Ok, I wrote number 2 wrong. Number 1 and number 3 equations are correct but number 2 is actually y = (x²+1)e^-4
1) y = e^x(Sin²x)
2) y = (x²+1)e^-4
3) y = x²(e^Sinx)
please help me on all 3 questions. thank you.
To find the derivative of a given function, we will use the rules of differentiation.
1. y = e^xSin²x
To differentiate this function, we will apply the product rule.
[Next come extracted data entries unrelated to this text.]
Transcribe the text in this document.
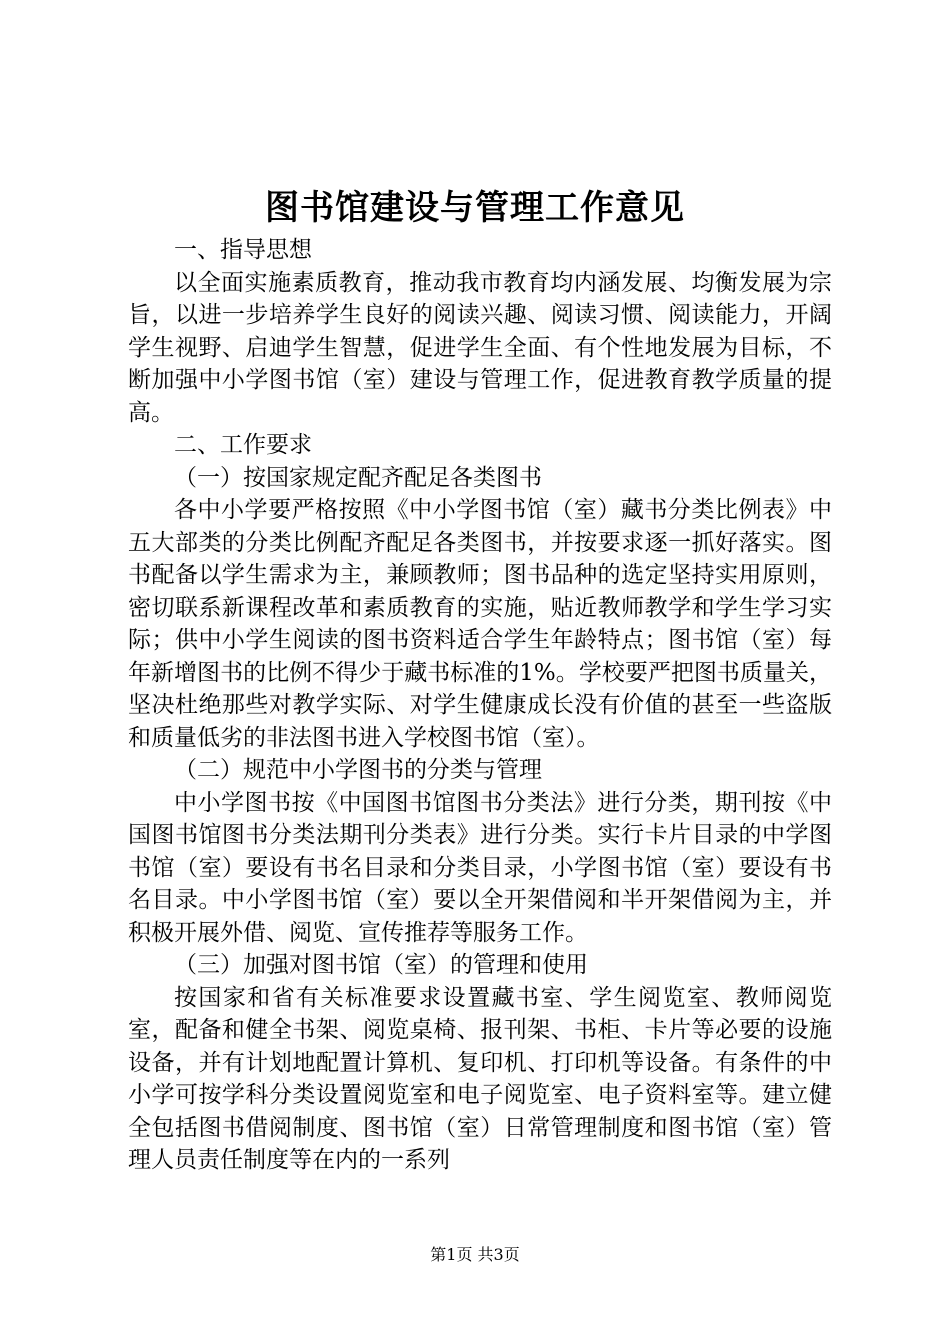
图书馆建设与管理工作意见

一、指导思想

以全面实施素质教育，推动我市教育均内涵发展、均衡发展为宗旨，以进一步培养学生良好的阅读兴趣、阅读习惯、阅读能力，开阔学生视野、启迪学生智慧，促进学生全面、有个性地发展为目标，不断加强中小学图书馆（室）建设与管理工作，促进教育教学质量的提高。

二、工作要求

（一）按国家规定配齐配足各类图书

各中小学要严格按照《中小学图书馆（室）藏书分类比例表》中五大部类的分类比例配齐配足各类图书，并按要求逐一抓好落实。图书配备以学生需求为主，兼顾教师；图书品种的选定坚持实用原则，密切联系新课程改革和素质教育的实施，贴近教师教学和学生学习实际；供中小学生阅读的图书资料适合学生年龄特点；图书馆（室）每年新增图书的比例不得少于藏书标准的1%。学校要严把图书质量关，坚决杜绝那些对教学实际、对学生健康成长没有价值的甚至一些盗版和质量低劣的非法图书进入学校图书馆（室）。

（二）规范中小学图书的分类与管理

中小学图书按《中国图书馆图书分类法》进行分类，期刊按《中国图书馆图书分类法期刊分类表》进行分类。实行卡片目录的中学图书馆（室）要设有书名目录和分类目录，小学图书馆（室）要设有书名目录。中小学图书馆（室）要以全开架借阅和半开架借阅为主，并积极开展外借、阅览、宣传推荐等服务工作。

（三）加强对图书馆（室）的管理和使用

按国家和省有关标准要求设置藏书室、学生阅览室、教师阅览室，配备和健全书架、阅览桌椅、报刊架、书柜、卡片等必要的设施设备，并有计划地配置计算机、复印机、打印机等设备。有条件的中小学可按学科分类设置阅览室和电子阅览室、电子资料室等。建立健全包括图书借阅制度、图书馆（室）日常管理制度和图书馆（室）管理人员责任制度等在内的一系列

第1页 共3页
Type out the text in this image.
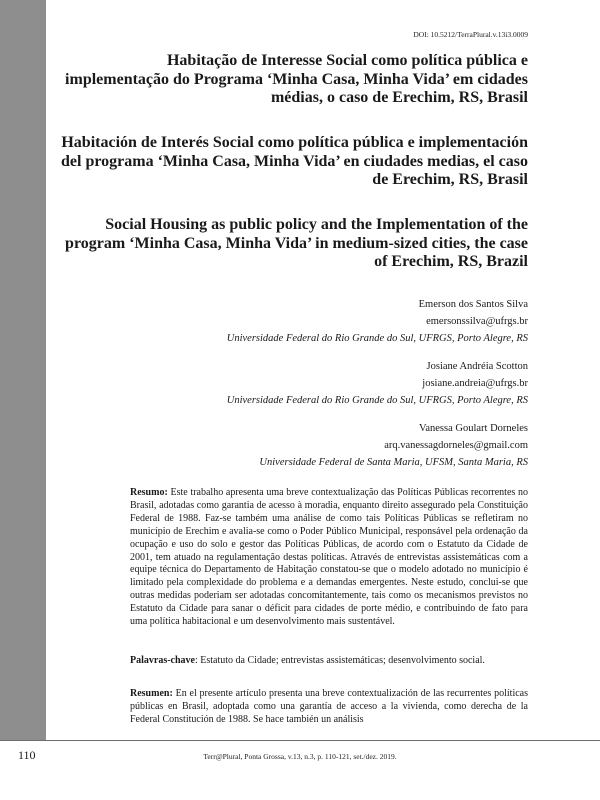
DOI: 10.5212/TerraPlural.v.13i3.0009
Habitação de Interesse Social como política pública e implementação do Programa ‘Minha Casa, Minha Vida’ em cidades médias, o caso de Erechim, RS, Brasil
Habitación de Interés Social como política pública e implementación del programa ‘Minha Casa, Minha Vida’ en ciudades medias, el caso de Erechim, RS, Brasil
Social Housing as public policy and the Implementation of the program ‘Minha Casa, Minha Vida’ in medium-sized cities, the case of Erechim, RS, Brazil
Emerson dos Santos Silva
emersonssilva@ufrgs.br
Universidade Federal do Rio Grande do Sul, UFRGS, Porto Alegre, RS
Josiane Andréia Scotton
josiane.andreia@ufrgs.br
Universidade Federal do Rio Grande do Sul, UFRGS, Porto Alegre, RS
Vanessa Goulart Dorneles
arq.vanessagdorneles@gmail.com
Universidade Federal de Santa Maria, UFSM, Santa Maria, RS

Resumo: Este trabalho apresenta uma breve contextualização das Políticas Públicas recorrentes no Brasil, adotadas como garantia de acesso à moradia, enquanto direito assegurado pela Constituição Federal de 1988. Faz-se também uma análise de como tais Políticas Públicas se refletiram no município de Erechim e avalia-se como o Poder Público Municipal, responsável pela ordenação da ocupação e uso do solo e gestor das Políticas Públicas, de acordo com o Estatuto da Cidade de 2001, tem atuado na regulamentação destas políticas. Através de entrevistas assistemáticas com a equipe técnica do Departamento de Habitação constatou-se que o modelo adotado no município é limitado pela complexidade do problema e a demandas emergentes. Neste estudo, conclui-se que outras medidas poderiam ser adotadas concomitantemente, tais como os mecanismos previstos no Estatuto da Cidade para sanar o déficit para cidades de porte médio, e contribuindo de fato para uma política habitacional e um desenvolvimento mais sustentável.

Palavras-chave: Estatuto da Cidade; entrevistas assistemáticas; desenvolvimento social.

Resumen: En el presente artículo presenta una breve contextualización de las recurrentes políticas públicas en Brasil, adoptada como una garantía de acceso a la vivienda, como derecha de la Federal Constitución de 1988. Se hace también un análisis

110	Terr@Plural, Ponta Grossa, v.13, n.3, p. 110-121, set./dez. 2019.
The product rule states that if we have two functions, u(x) and v(x), their derivative can be found using the formula: (u*v)' = u'v + uv'.
u(x) = e^x
v(x) = sin²x
First, we need to find the derivative of u(x) and v(x):
u'(x) = d(e^x)/dx = e^x
v'(x) = d(sin²x)/dx = 2sin(x)cos(x) (using the chain rule)
Now, we can apply the product rule:
y' = u'v + uv' = e^x*sin²x + e^x*2sin(x)cos(x)
Simplifying further:
y' = e^x(sin²x + 2sin(x)cos(x))
2. y = (x³+1)e^-4
To differentiate this function, we will apply the product rule again.
u(x) = (x³+1)
v(x) = e^-4
First, we find the derivatives of u(x) and v(x):
u'(x) = d(x³+1)/dx = 3x²
v'(x) = d(e^-4)/dx = -4e^-4 (since the derivative of e^ax with respect to x is ae^ax)
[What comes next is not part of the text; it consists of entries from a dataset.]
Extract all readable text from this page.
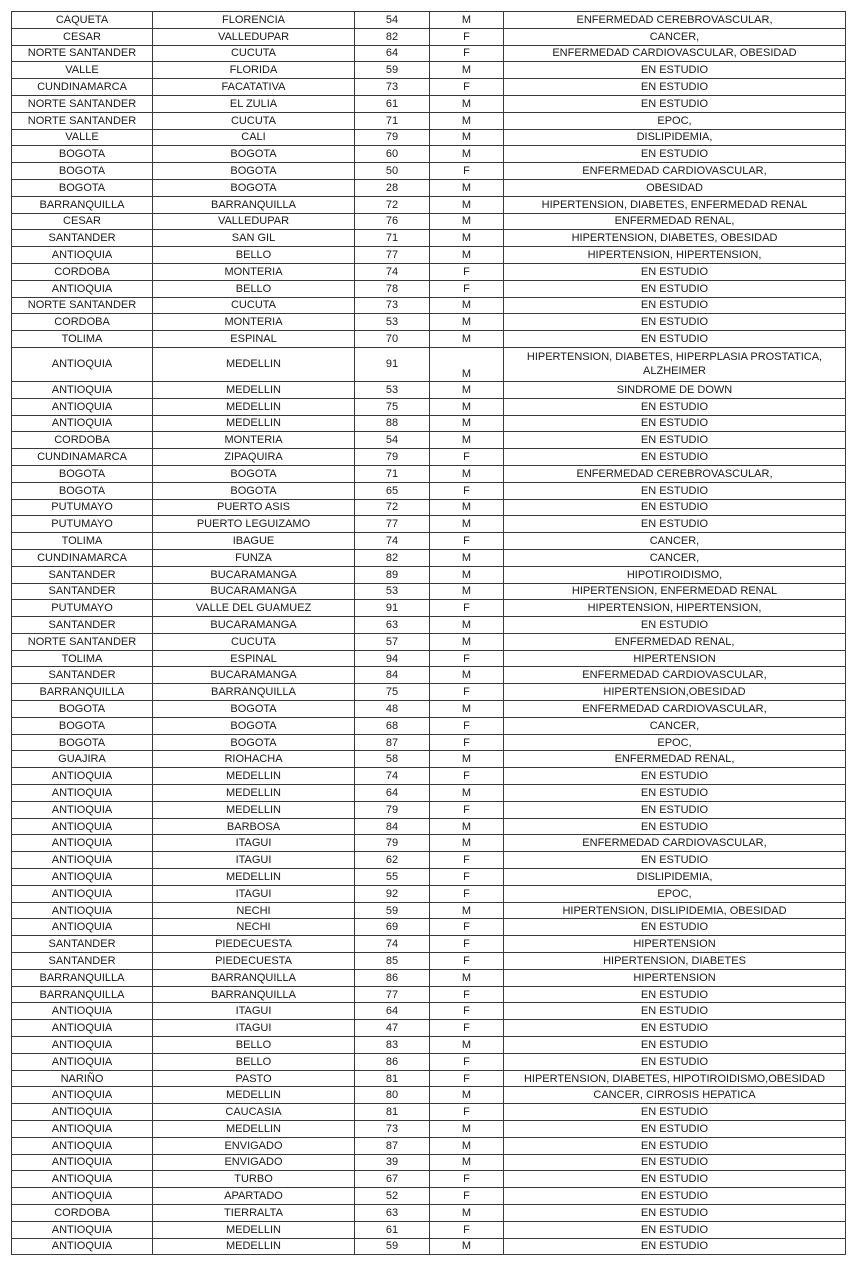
CAQUETA	FLORENCIA	54	M	ENFERMEDAD CEREBROVASCULAR,
CESAR	VALLEDUPAR	82	F	CANCER,
NORTE SANTANDER	CUCUTA	64	F	ENFERMEDAD CARDIOVASCULAR, OBESIDAD
VALLE	FLORIDA	59	M	EN ESTUDIO
CUNDINAMARCA	FACATATIVA	73	F	EN ESTUDIO
NORTE SANTANDER	EL ZULIA	61	M	EN ESTUDIO
NORTE SANTANDER	CUCUTA	71	M	EPOC,
VALLE	CALI	79	M	DISLIPIDEMIA,
BOGOTA	BOGOTA	60	M	EN ESTUDIO
BOGOTA	BOGOTA	50	F	ENFERMEDAD CARDIOVASCULAR,
BOGOTA	BOGOTA	28	M	OBESIDAD
BARRANQUILLA	BARRANQUILLA	72	M	HIPERTENSION, DIABETES, ENFERMEDAD RENAL
CESAR	VALLEDUPAR	76	M	ENFERMEDAD RENAL,
SANTANDER	SAN GIL	71	M	HIPERTENSION, DIABETES, OBESIDAD
ANTIOQUIA	BELLO	77	M	HIPERTENSION, HIPERTENSION,
CORDOBA	MONTERIA	74	F	EN ESTUDIO
ANTIOQUIA	BELLO	78	F	EN ESTUDIO
NORTE SANTANDER	CUCUTA	73	M	EN ESTUDIO
CORDOBA	MONTERIA	53	M	EN ESTUDIO
TOLIMA	ESPINAL	70	M	EN ESTUDIO
ANTIOQUIA	MEDELLIN	91	M	HIPERTENSION, DIABETES, HIPERPLASIA PROSTATICA, ALZHEIMER
ANTIOQUIA	MEDELLIN	53	M	SINDROME DE DOWN
ANTIOQUIA	MEDELLIN	75	M	EN ESTUDIO
ANTIOQUIA	MEDELLIN	88	M	EN ESTUDIO
CORDOBA	MONTERIA	54	M	EN ESTUDIO
CUNDINAMARCA	ZIPAQUIRA	79	F	EN ESTUDIO
BOGOTA	BOGOTA	71	M	ENFERMEDAD CEREBROVASCULAR,
BOGOTA	BOGOTA	65	F	EN ESTUDIO
PUTUMAYO	PUERTO ASIS	72	M	EN ESTUDIO
PUTUMAYO	PUERTO LEGUIZAMO	77	M	EN ESTUDIO
TOLIMA	IBAGUE	74	F	CANCER,
CUNDINAMARCA	FUNZA	82	M	CANCER,
SANTANDER	BUCARAMANGA	89	M	HIPOTIROIDISMO,
SANTANDER	BUCARAMANGA	53	M	HIPERTENSION, ENFERMEDAD RENAL
PUTUMAYO	VALLE DEL GUAMUEZ	91	F	HIPERTENSION, HIPERTENSION,
SANTANDER	BUCARAMANGA	63	M	EN ESTUDIO
NORTE SANTANDER	CUCUTA	57	M	ENFERMEDAD RENAL,
TOLIMA	ESPINAL	94	F	HIPERTENSION
SANTANDER	BUCARAMANGA	84	M	ENFERMEDAD CARDIOVASCULAR,
BARRANQUILLA	BARRANQUILLA	75	F	HIPERTENSION,OBESIDAD
BOGOTA	BOGOTA	48	M	ENFERMEDAD CARDIOVASCULAR,
BOGOTA	BOGOTA	68	F	CANCER,
BOGOTA	BOGOTA	87	F	EPOC,
GUAJIRA	RIOHACHA	58	M	ENFERMEDAD RENAL,
ANTIOQUIA	MEDELLIN	74	F	EN ESTUDIO
ANTIOQUIA	MEDELLIN	64	M	EN ESTUDIO
ANTIOQUIA	MEDELLIN	79	F	EN ESTUDIO
ANTIOQUIA	BARBOSA	84	M	EN ESTUDIO
ANTIOQUIA	ITAGUI	79	M	ENFERMEDAD CARDIOVASCULAR,
ANTIOQUIA	ITAGUI	62	F	EN ESTUDIO
ANTIOQUIA	MEDELLIN	55	F	DISLIPIDEMIA,
ANTIOQUIA	ITAGUI	92	F	EPOC,
ANTIOQUIA	NECHI	59	M	HIPERTENSION, DISLIPIDEMIA, OBESIDAD
ANTIOQUIA	NECHI	69	F	EN ESTUDIO
SANTANDER	PIEDECUESTA	74	F	HIPERTENSION
SANTANDER	PIEDECUESTA	85	F	HIPERTENSION, DIABETES
BARRANQUILLA	BARRANQUILLA	86	M	HIPERTENSION
BARRANQUILLA	BARRANQUILLA	77	F	EN ESTUDIO
ANTIOQUIA	ITAGUI	64	F	EN ESTUDIO
ANTIOQUIA	ITAGUI	47	F	EN ESTUDIO
ANTIOQUIA	BELLO	83	M	EN ESTUDIO
ANTIOQUIA	BELLO	86	F	EN ESTUDIO
NARIÑO	PASTO	81	F	HIPERTENSION, DIABETES, HIPOTIROIDISMO,OBESIDAD
ANTIOQUIA	MEDELLIN	80	M	CANCER, CIRROSIS HEPATICA
ANTIOQUIA	CAUCASIA	81	F	EN ESTUDIO
ANTIOQUIA	MEDELLIN	73	M	EN ESTUDIO
ANTIOQUIA	ENVIGADO	87	M	EN ESTUDIO
ANTIOQUIA	ENVIGADO	39	M	EN ESTUDIO
ANTIOQUIA	TURBO	67	F	EN ESTUDIO
ANTIOQUIA	APARTADO	52	F	EN ESTUDIO
CORDOBA	TIERRALTA	63	M	EN ESTUDIO
ANTIOQUIA	MEDELLIN	61	F	EN ESTUDIO
ANTIOQUIA	MEDELLIN	59	M	EN ESTUDIO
Applying the product rule:
y' = u'v + uv' = (3x²)(e^-4) + (x³+1)(-4e^-4)
Simplifying further:
y' = 3x²e^-4 - 4(x³+1)e^-4
3. y = x²e^sinx
To find the derivative of this function, we will apply the product rule once again.
u(x) = x²
v(x) = e^sinx
Finding the derivatives:
u'(x) = d(x²)/dx = 2x
v'(x) = d(e^sinx)/dx = cosx * e^sinx (using the chain rule)
Applying the product rule:
y' = u'v + uv' = (2x)(e^sinx) + (x²)(cosx * e^sinx)
Simplifying further:
y' = 2xe^sinx + x²cosx * e^sinx
And that's how you find the derivatives of the given functions.